Quoted from John Gottman's book, the simple truth that happy marriage is based on a deep friendship. A mutual respect for and enjoyment of each other's company.
These couples tend to know each other intimately - each other's likes, dislikes, personality, hopes and dreams.
They express their fondness in small gestures daily.
In our case, we feel comfortable in sharing our feeling, our anger, discomfort, happiness and sadness between us. Like recently, when he encountered problems in his work, even though I couldn't help him physically but by lending my ear to his predicament, it lightened his burden by half and I do my part to pray so that God gave him a wisdom to solve the problem and He did.

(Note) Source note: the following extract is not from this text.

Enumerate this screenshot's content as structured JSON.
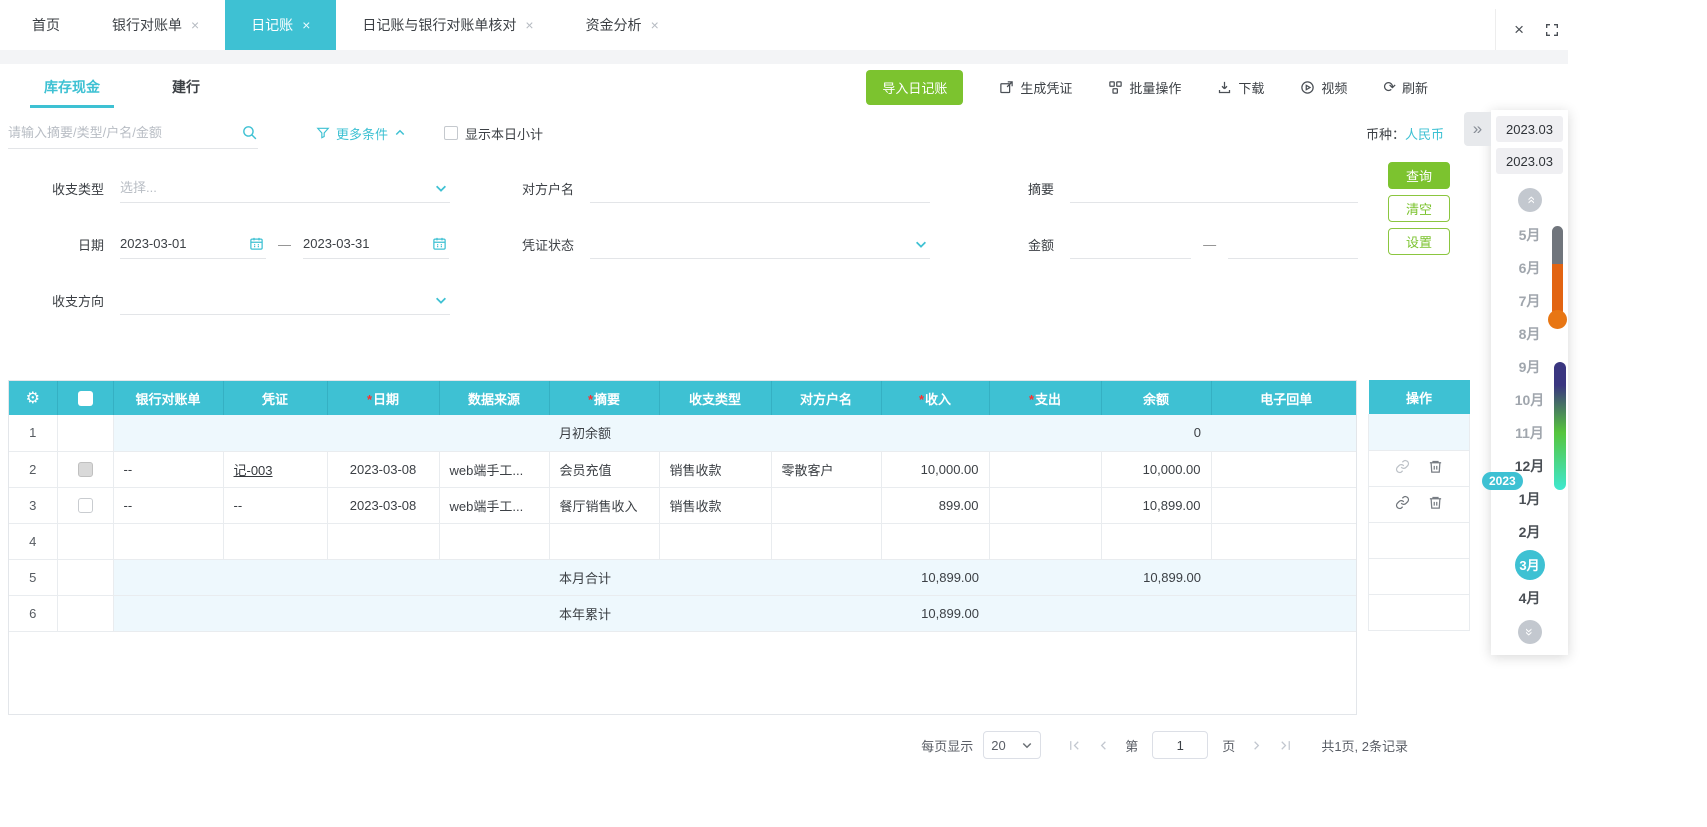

On the other hand, when I was so excited learning something that I have been passionate about and taking the online course, I couldn't help to share my excitement feeling to him.

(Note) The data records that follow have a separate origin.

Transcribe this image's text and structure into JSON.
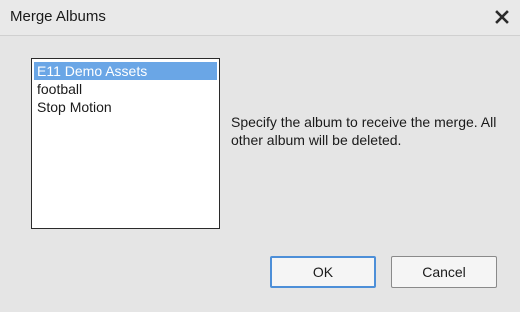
{
  "dialog": {
    "title": "Merge Albums",
    "close_icon": "close-icon"
  },
  "album_list": {
    "items": [
      {
        "label": "E11 Demo Assets",
        "selected": true
      },
      {
        "label": "football",
        "selected": false
      },
      {
        "label": "Stop Motion",
        "selected": false
      }
    ]
  },
  "message": "Specify the album to receive the merge. All other album will be deleted.",
  "buttons": {
    "ok_label": "OK",
    "cancel_label": "Cancel"
  },
  "colors": {
    "selection": "#6aa6e6",
    "default_button_border": "#4d8fd8"
  }
}
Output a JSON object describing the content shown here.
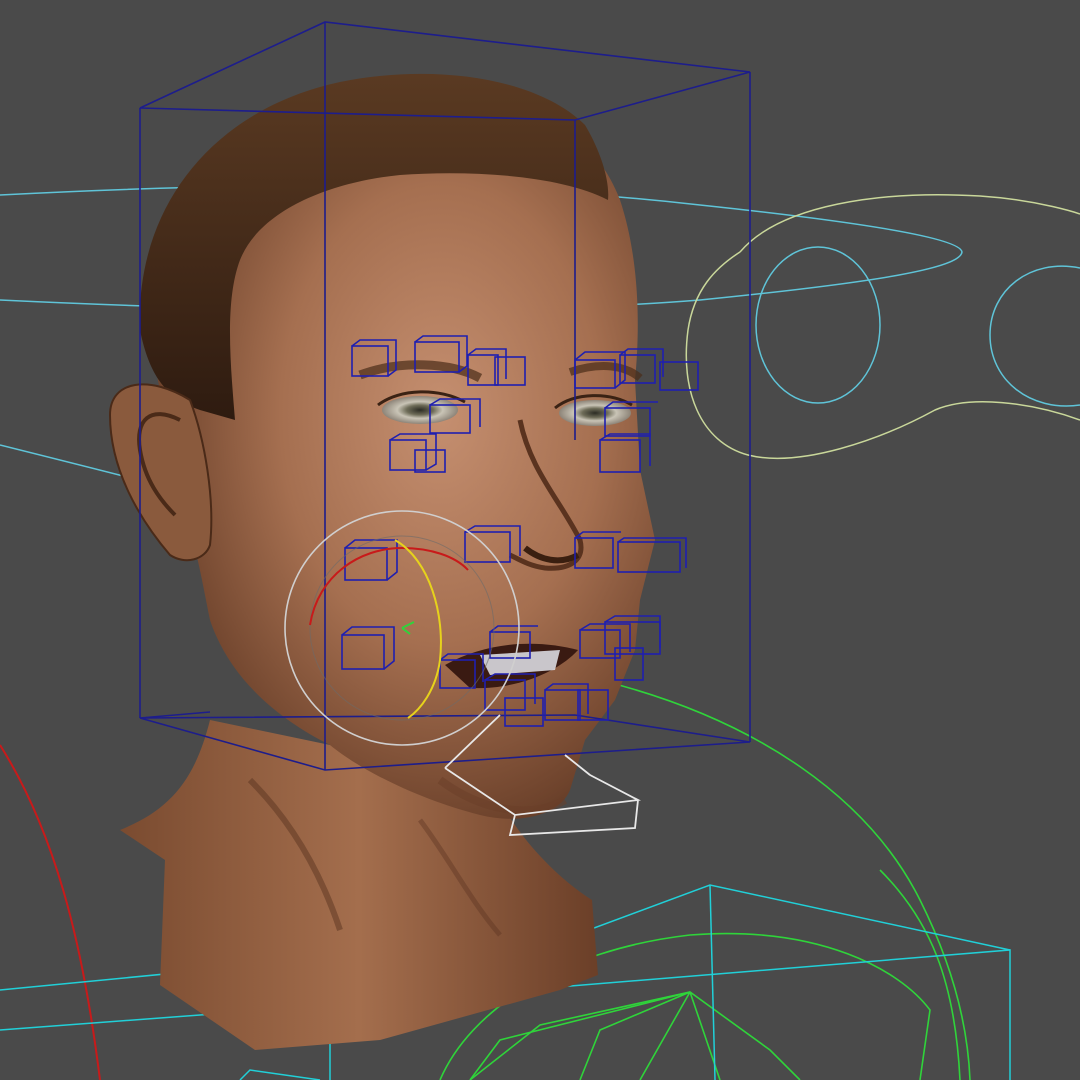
{
  "viewport": {
    "background": "#4a4a4a",
    "content": "3d-head-model-with-facial-rig"
  },
  "colors": {
    "bounding_box": "#1d1d8c",
    "facial_controls": "#1f1fb0",
    "spline_cyan": "#5fc4d8",
    "eye_curve": "#c9d79a",
    "green_rig": "#2fd43a",
    "red_axis": "#c81a1a",
    "yellow_axis": "#e6d21c",
    "gizmo_white": "#d9d9d9",
    "grid_cyan": "#21d0d8",
    "skin": "#a06a4a"
  },
  "icons": [
    "rotate-gizmo-icon"
  ]
}
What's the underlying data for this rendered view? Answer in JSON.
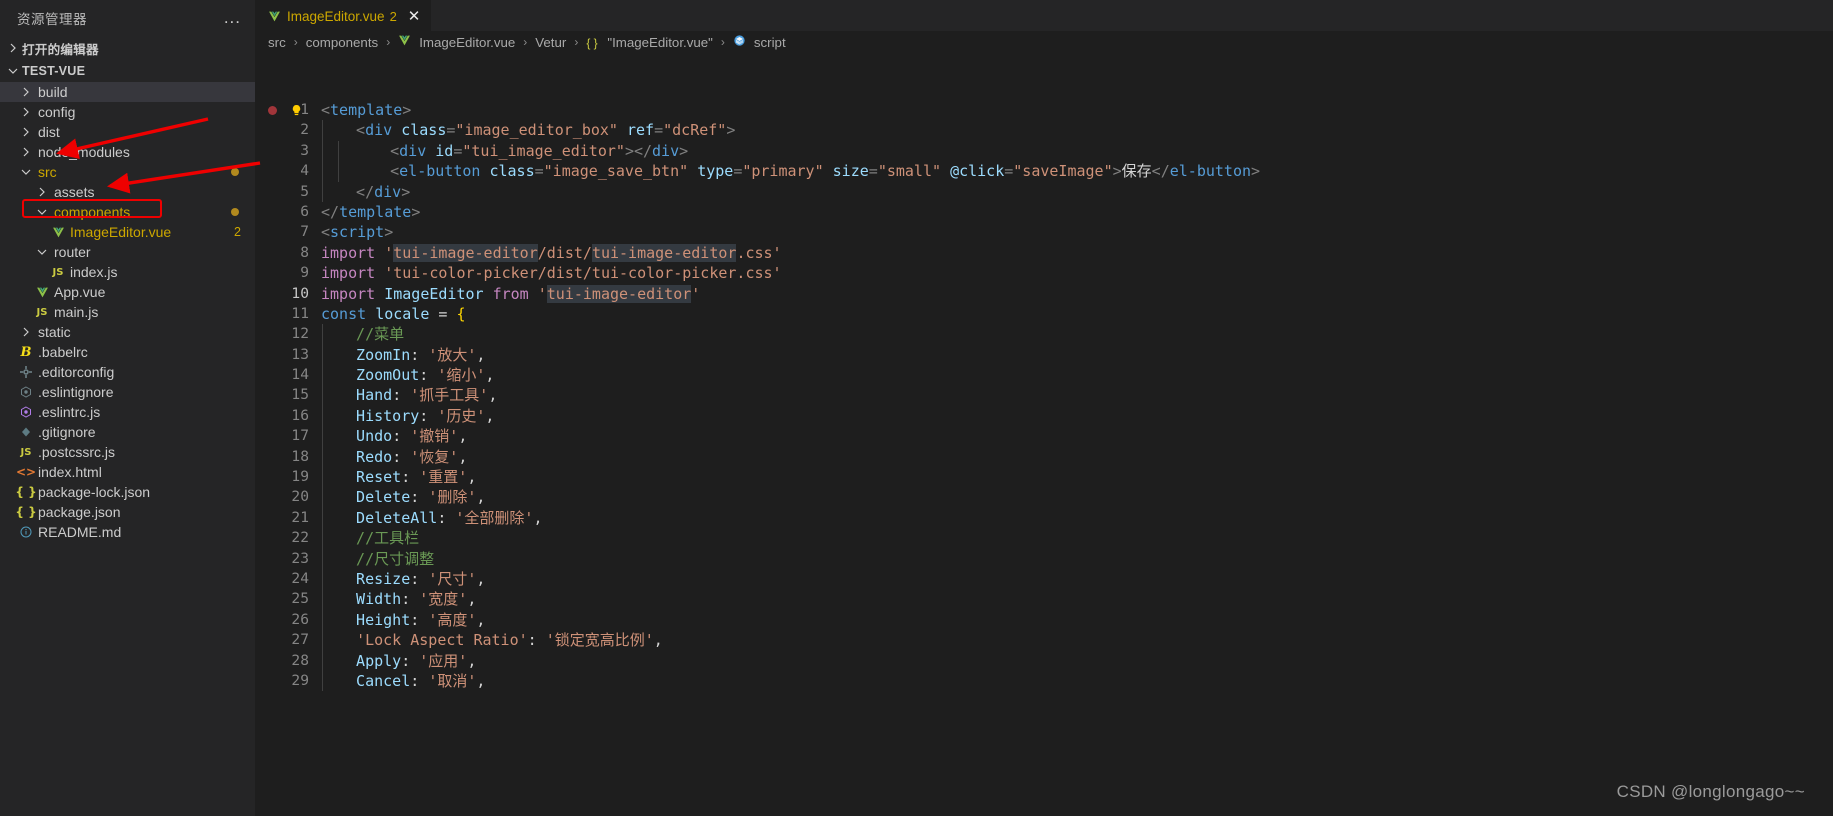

Even though he may not understand what I'm talking about, but sharing this with him and seeing his encouragement expression gives me a drive to learn more for my personal growth.
We are so connected with each other even we can feel it if our spouse is in trouble or in the happy mood before asking him/her.

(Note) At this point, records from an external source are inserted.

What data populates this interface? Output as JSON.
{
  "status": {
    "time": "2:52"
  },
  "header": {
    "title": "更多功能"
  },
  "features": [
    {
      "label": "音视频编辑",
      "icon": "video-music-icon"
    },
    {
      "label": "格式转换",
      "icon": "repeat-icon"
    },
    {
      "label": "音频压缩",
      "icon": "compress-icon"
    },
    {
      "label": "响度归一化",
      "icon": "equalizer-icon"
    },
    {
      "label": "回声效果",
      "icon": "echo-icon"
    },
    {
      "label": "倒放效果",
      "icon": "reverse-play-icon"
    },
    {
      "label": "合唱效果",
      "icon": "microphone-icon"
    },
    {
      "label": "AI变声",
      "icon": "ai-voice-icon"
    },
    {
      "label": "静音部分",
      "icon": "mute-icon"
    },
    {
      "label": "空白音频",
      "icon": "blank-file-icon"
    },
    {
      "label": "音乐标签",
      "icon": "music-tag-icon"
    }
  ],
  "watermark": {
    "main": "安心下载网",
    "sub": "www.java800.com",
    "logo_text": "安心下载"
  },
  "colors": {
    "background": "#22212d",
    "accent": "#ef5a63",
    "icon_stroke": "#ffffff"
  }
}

As my love language is gift, it's like a subconscious effort for me to give him a little surprise in daily life. I know that he loves mango and guava so whenever I do my grocery and found this fruits, I won't forget to buy them for him. On the other hand, he also knows that one of my favourite food is oyster omelette so whenever we dine at the food court, he will ask me if I want this oyster omelette or sometimes he surprised me by buying it before I'm asking. This is just an example that little things count.
Not only that, we have differences in pursuing our career. He's as a corporate person prefers to have steady life, steady income and would like to pursue in the trading and investment. On the other hand, I'm an entrepreneur woman who prefer to have adrenalin junkies, learning and doing something new, challenge myself to the higher level. We honor and respect each other. When I encouraged myself to learn something new for me and apparently something that he liked - trading and investment, it didn't last for long because it's not my passion. Thus we prefer to excel in what we are passionate for instead of forcing each other's way.
We also always find the way to stay connected wherever we are even when he's on the business trip.
We always say "I love you" and kiss each other when I drop him off and before he's going to the office. And "love you" message will be more intense when he's going for business trip. Sometimes when we miss each other, we will text each other with "dirty joke" to brighten up our day.
Importantly, after the incident 2 years ago when I had a mental breakdown, we committed to have couple time at least once a month and couple trip once a year.
It really makes a different in our relationship. We usually do something that we did during our courtship - dining and movie date. During those couple time, we usually talk about us, our plan, dream and hope for future and we close the day by making love.
As John's Gottman said in his book " Friendship fuels the Flames of Romance", it's really powerful statement. When we are with each other, the positive energy overflowing in each other and it erases most of the bad events in the past for eg during our conflict and arguments.
We love joke too even though sometimes it's a little bit too much dirty jokes, however it really made our day. And we only realise that this jokes are sometimes useful and it's part of Repair Attempts to soften the arguments and it acts as a safe haven of our emotional bank accounts too.